Black‑box operation: No access to internal model weights, gradients, or attention maps is required. The framework simply modifies the prompt to restrict the agent to a given subset of tools, runs the query, and collects the response. This makes AgentSHAP compatible with any LLM—GPT‑4, Claude‑2, Llama‑2, etc.—and any tool suite (search, calculator, database, image generator, etc.).

Experimental validation: The authors evaluate AgentSHAP on the API‑Bank benchmark, which combines ten heterogeneous tools with five popular LLMs across a variety of multi‑step tasks. Three evaluation dimensions are reported:

Consistency – Across 30 repeated runs on the same query, the standard deviation of Shapley scores is below 0.02, demonstrating high reproducibility.
Accuracy of attribution – Human experts pre‑label “critical tools” for each task. AgentSHAP’s top‑ranked tools achieve a Pearson correlation of 0.89 with these expert labels, indicating that the method reliably identifies truly influential APIs.
Discriminative power – Removing a high‑scoring tool degrades overall task performance by an average of 12 %, whereas removing a low‑scoring tool changes performance by less than 1 %. This confirms that the scores meaningfully separate essential from dispensable tools.

Multi‑level interpretability: The paper also showcases combined visualizations where tool‑level Shapley scores are overlaid with token‑level importance (from TokenSHAP). For a weather‑forecast query, the visualization reveals that a web‑search tool contributed a specific sentence, which in turn heavily influenced certain tokens in the final answer. Such layered explanations can help developers trace the full reasoning pipeline from API call to final text.

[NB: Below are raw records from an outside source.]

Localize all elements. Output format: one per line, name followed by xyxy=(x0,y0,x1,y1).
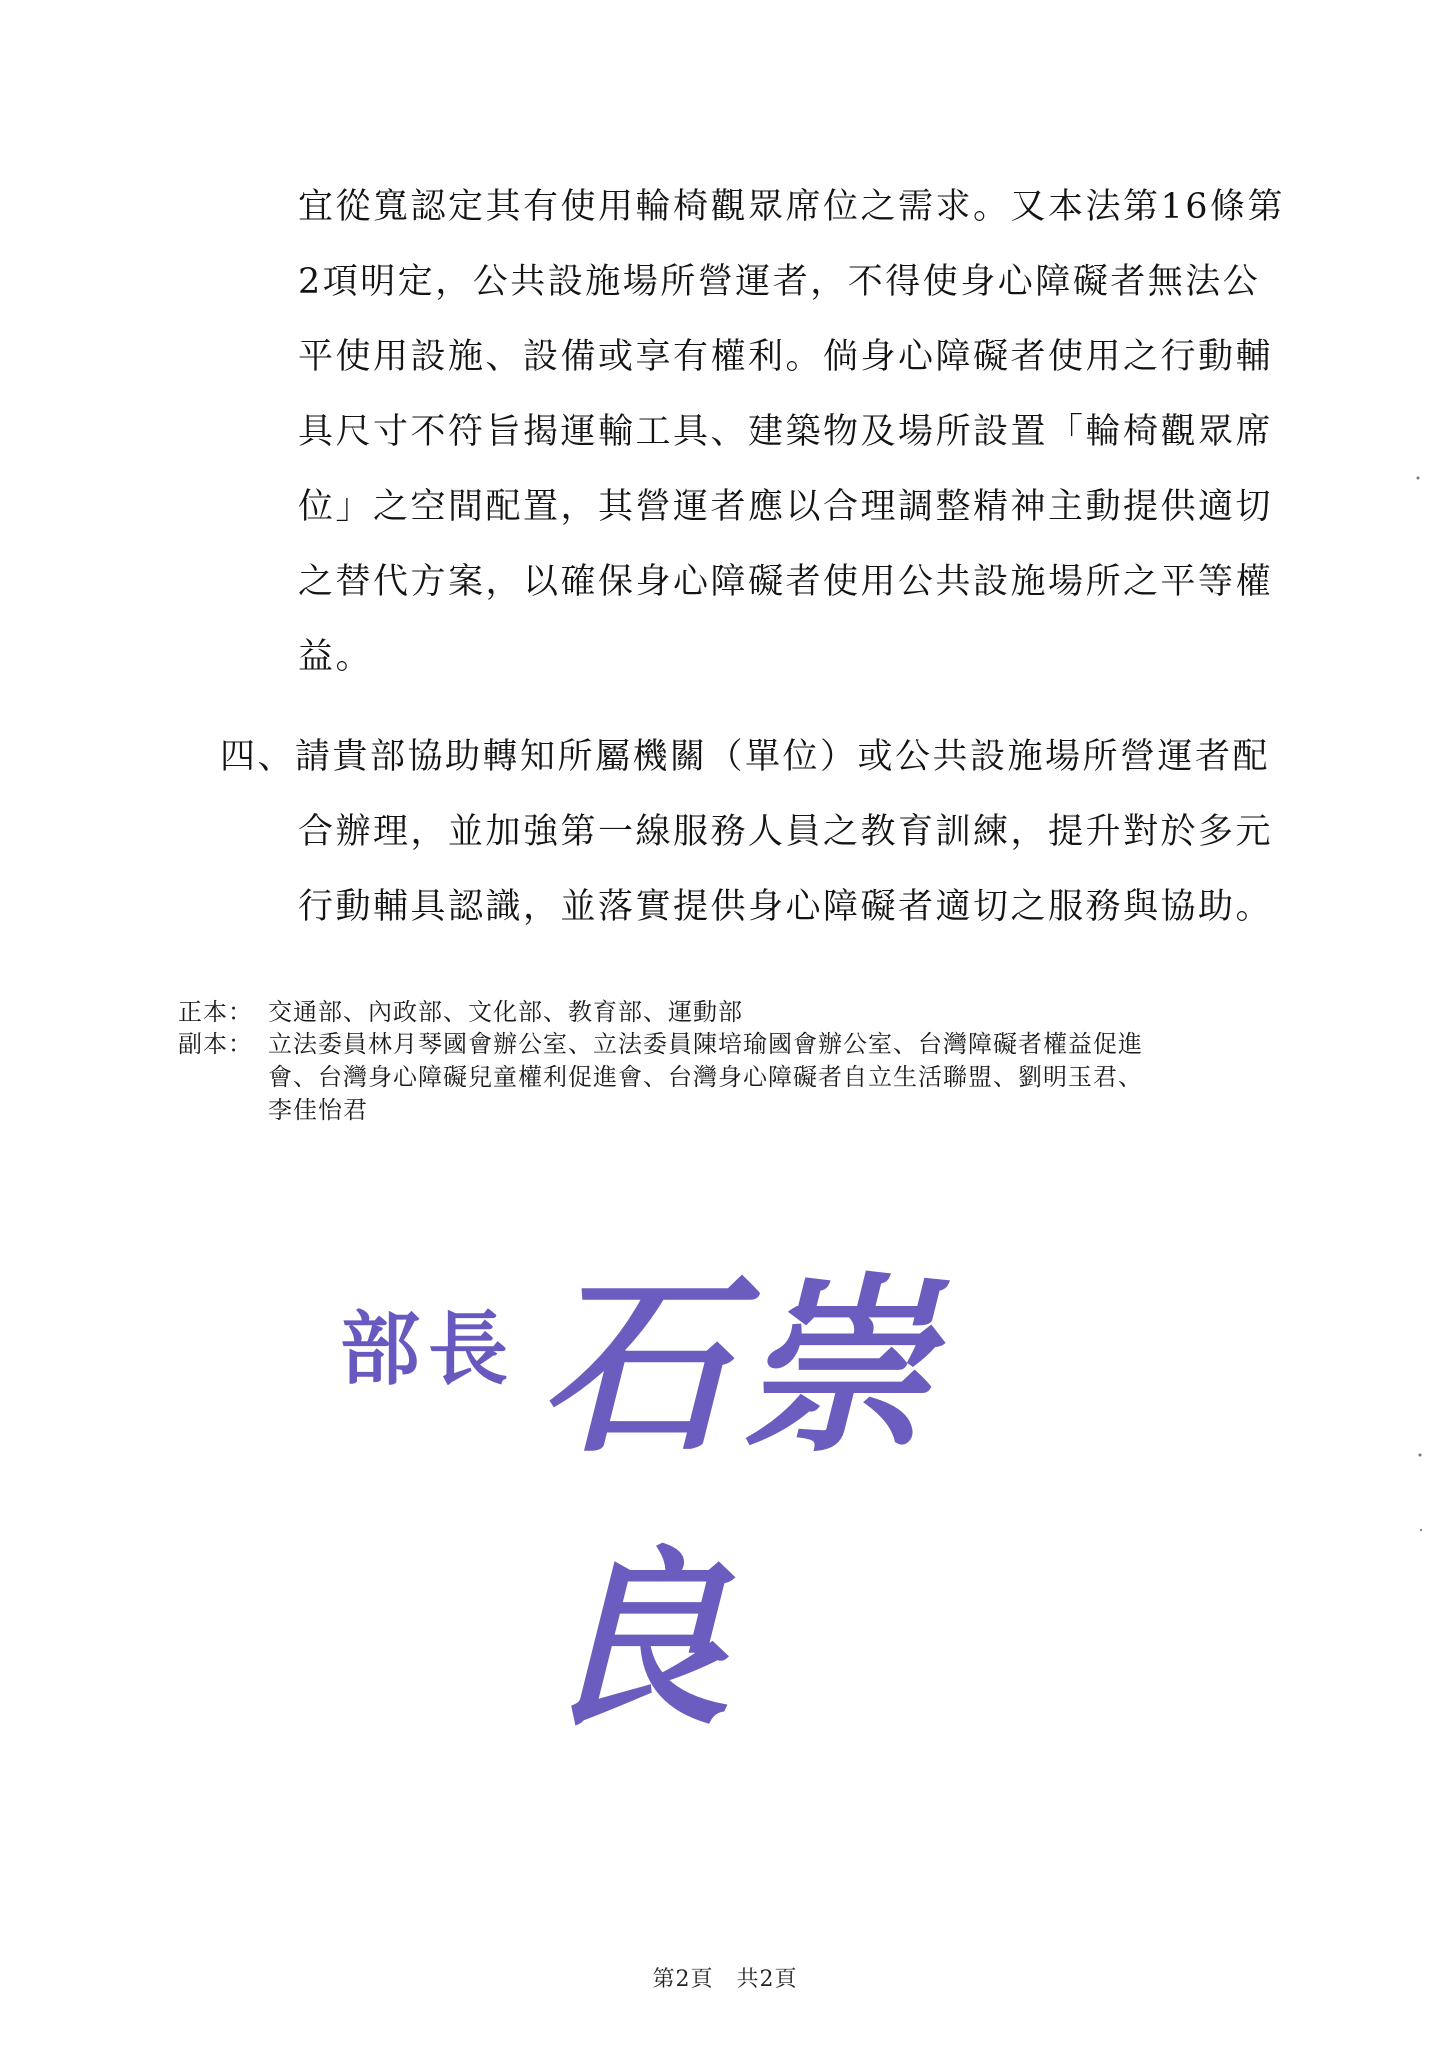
original-recipients: 交通部、內政部、文化部、教育部、運動部 xyxy=(268,998,743,1026)
stamp-title: 部長 xyxy=(340,1302,516,1396)
item-line: 合辦理，並加強第一線服務人員之教育訓練，提升對於多元 xyxy=(298,812,1274,852)
copy-recipients-line: 立法委員林月琴國會辦公室、立法委員陳培瑜國會辦公室、台灣障礙者權益促進 xyxy=(268,1030,1143,1058)
minister-signature-stamp xyxy=(340,1215,1060,1751)
body-line: 具尺寸不符旨揭運輸工具、建築物及場所設置「輪椅觀眾席 xyxy=(298,412,1274,452)
copy-recipients-line: 會、台灣身心障礙兒童權利促進會、台灣身心障礙者自立生活聯盟、劉明玉君、 xyxy=(268,1063,1143,1091)
item-line: 四、請貴部協助轉知所屬機關（單位）或公共設施場所營運者配 xyxy=(220,737,1271,777)
original-label: 正本： xyxy=(178,998,253,1026)
body-line: 位」之空間配置，其營運者應以合理調整精神主動提供適切 xyxy=(298,487,1274,527)
body-line: 2項明定，公共設施場所營運者，不得使身心障礙者無法公 xyxy=(298,262,1261,302)
body-line: 宜從寬認定其有使用輪椅觀眾席位之需求。又本法第16條第 xyxy=(298,187,1286,227)
copy-recipients-line: 李佳怡君 xyxy=(268,1096,368,1124)
body-line: 平使用設施、設備或享有權利。倘身心障礙者使用之行動輔 xyxy=(298,337,1274,377)
body-line: 益。 xyxy=(298,637,374,677)
item-line: 行動輔具認識，並落實提供身心障礙者適切之服務與協助。 xyxy=(298,887,1274,927)
copy-label: 副本： xyxy=(178,1030,253,1058)
page-number: 第2頁 共2頁 xyxy=(652,1967,798,1992)
stamp-name: 石崇良 xyxy=(540,1255,941,1751)
body-line: 之替代方案，以確保身心障礙者使用公共設施場所之平等權 xyxy=(298,562,1274,602)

Limitations and future work: Monte Carlo sampling introduces approximation error when the number of samples is insufficient; the authors note that variance can be mitigated by adaptive sampling strategies. Moreover, the current additive model may not fully capture complex tool interactions (e.g., a search result feeding a calculator). Future research directions include Bayesian optimization or reinforcement‑learning‑driven sampling to improve efficiency, and integrating causal graphs to model inter‑tool dependencies explicitly.

Conclusion: AgentSHAP fills a critical gap in XAI for LLM agents by providing the first Shapley‑based, tool‑level attribution method. It is computationally tractable, works with any black‑box LLM, and empirically produces consistent, accurate importance scores. The framework opens new avenues for cost‑aware agent design, safety auditing, and debugging of complex AI systems that rely heavily on external tools.